By Kyle Aristophere T. Atienza, Reporter
FILIPINOS may have to face rising pork prices pending repairs at the San Juanico Bridge, which stretches from Samar to Leyte in central Philippines, and amid rising fuel prices due to the war between Israel and Iran, according to industry players.
Local producers would be forced to pass on to consumers the additional logistical costs of about P4-P6 per kilo of pork due to the bridge disruption, Chester Warren Y. Tan, president at the National Federation of Hog Farmers, Inc., told reporters on the sidelines of a livestock conference on Wednesday.
He said producers must pay for an additional Roll-on, Roll-off (RoRo) vessel to ship hogs from the Visayas to Mindanao, with the cost of each cargo truck averaging P40,000 to P60,000.
Before the bridge repair, they only needed two RoRo vessels to transport the hogs, he pointed out.
“Instead of just two RoRos, it’s now three,” he said in Filipino. “That’s an additional cost of P40,000-P60,000. That’s P4-P6 per kilogram.”

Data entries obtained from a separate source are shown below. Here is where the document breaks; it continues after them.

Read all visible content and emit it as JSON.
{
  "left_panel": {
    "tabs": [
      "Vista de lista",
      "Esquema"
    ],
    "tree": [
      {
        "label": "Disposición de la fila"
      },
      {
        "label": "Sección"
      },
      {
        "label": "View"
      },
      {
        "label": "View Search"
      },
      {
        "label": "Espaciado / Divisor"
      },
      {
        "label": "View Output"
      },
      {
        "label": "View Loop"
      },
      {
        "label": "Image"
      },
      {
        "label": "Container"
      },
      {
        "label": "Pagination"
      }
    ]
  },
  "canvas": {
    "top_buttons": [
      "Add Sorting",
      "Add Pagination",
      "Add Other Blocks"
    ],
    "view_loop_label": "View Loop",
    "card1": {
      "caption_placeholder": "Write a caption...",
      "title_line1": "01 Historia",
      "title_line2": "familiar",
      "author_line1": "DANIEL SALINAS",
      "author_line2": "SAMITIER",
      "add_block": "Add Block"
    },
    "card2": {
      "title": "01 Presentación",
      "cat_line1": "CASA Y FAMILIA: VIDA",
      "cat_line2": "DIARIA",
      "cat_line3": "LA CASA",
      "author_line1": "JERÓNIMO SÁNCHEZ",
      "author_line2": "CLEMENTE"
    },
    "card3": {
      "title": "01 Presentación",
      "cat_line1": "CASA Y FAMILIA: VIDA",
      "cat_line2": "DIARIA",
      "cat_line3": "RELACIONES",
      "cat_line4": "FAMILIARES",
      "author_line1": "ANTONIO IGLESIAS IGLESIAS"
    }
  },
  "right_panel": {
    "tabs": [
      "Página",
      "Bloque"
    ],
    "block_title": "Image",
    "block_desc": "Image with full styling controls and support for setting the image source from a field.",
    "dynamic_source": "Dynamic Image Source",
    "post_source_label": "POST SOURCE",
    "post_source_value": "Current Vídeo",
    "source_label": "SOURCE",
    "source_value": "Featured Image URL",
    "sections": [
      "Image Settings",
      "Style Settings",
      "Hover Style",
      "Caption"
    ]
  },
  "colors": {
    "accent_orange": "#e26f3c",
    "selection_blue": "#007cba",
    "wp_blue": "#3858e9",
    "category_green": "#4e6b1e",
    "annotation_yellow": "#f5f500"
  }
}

“Right now, producers are trying to absorb [the additional expenses]. But if they can no longer subsidize it, they might pass it on to consumers,” he added.
“That’s a big thing for us,” he said, referring to the logistical expenses that consumers might need to absorb.
Restrictions such as a three-ton load limit have been imposed on San Juanico Bridge, which connects Leyte and Samar provinces in the Visayas, after authorities flagged its decaying structural components.
Only light vehicles carrying loads not exceeding three metric tons may cross one of the Philippines’ oldest bridges. Heavy vehicles including cargo trucks and buses have been banned from using the bridge.
About 1,400 cargo trucks had been crossing the 2.16-kilometer bridge before the disruption.
The limit has prompted the declaration of a state of emergency in Samar province and Tacloban City to prevent any potential price hikes.
After the restrictions, the government ordered the use of alternative routes such as the RoRo route from Calbayog, Samar to Ormoc, Leyte, which takes 12 to 15 hours and costs more.
Mr. Tan said the disruption mainly affecting the transport of goods from the Visayas and Mindanao could also affect pork supply in Metro Manila.
Trade Secretary Ma. Cristina A. Roque on June 18 said freight companies had signified they would not increase delivery rates.
Agriculture Assistant Secretary for Swine and Poultry Michael J. Garcia said rising oil prices amid Israel-Iran war might affect logistic costs for pork products.
Pork Producers Federation of the Philippines President Eric M. Harina said the industry is monitoring the global prices of farm inputs such as feeds.
Pork prices have been rising even before the Israel-Iran war, with the government imposing a maximum suggested retail price (MSRP) for pork in March.
The MSRP was lifted in May on the request of hog players, who are still dealing with the African Swine Fever (ASF).
The Department of Agriculture has said it takes about at least three years to repopulate five million hogs that had been culled due to the ASF.
The agency is set to implement another MSRP for imported or frozen pork in July, which it views as a short-term solution to high prices.
“The Iran-Israel war has caused a sharp appreciation of the US dollar,” Jesus C. Cham, president of the Meat Importers and Traders Association, said in a Viber message. “This will result in higher landed costs.”
Agriculture Secretary Francisco Tiu Laurel, Jr. earlier said the MSRP would depend on the exchange rate and freight costs.
Mr. Tan said the prices of pork would stabilize once local production improves.
“We encourage our local farmers to produce more, to expand more,” he said. “In that case, if we have more production, our cost to produce will be lower and automatically, prices will be lower.”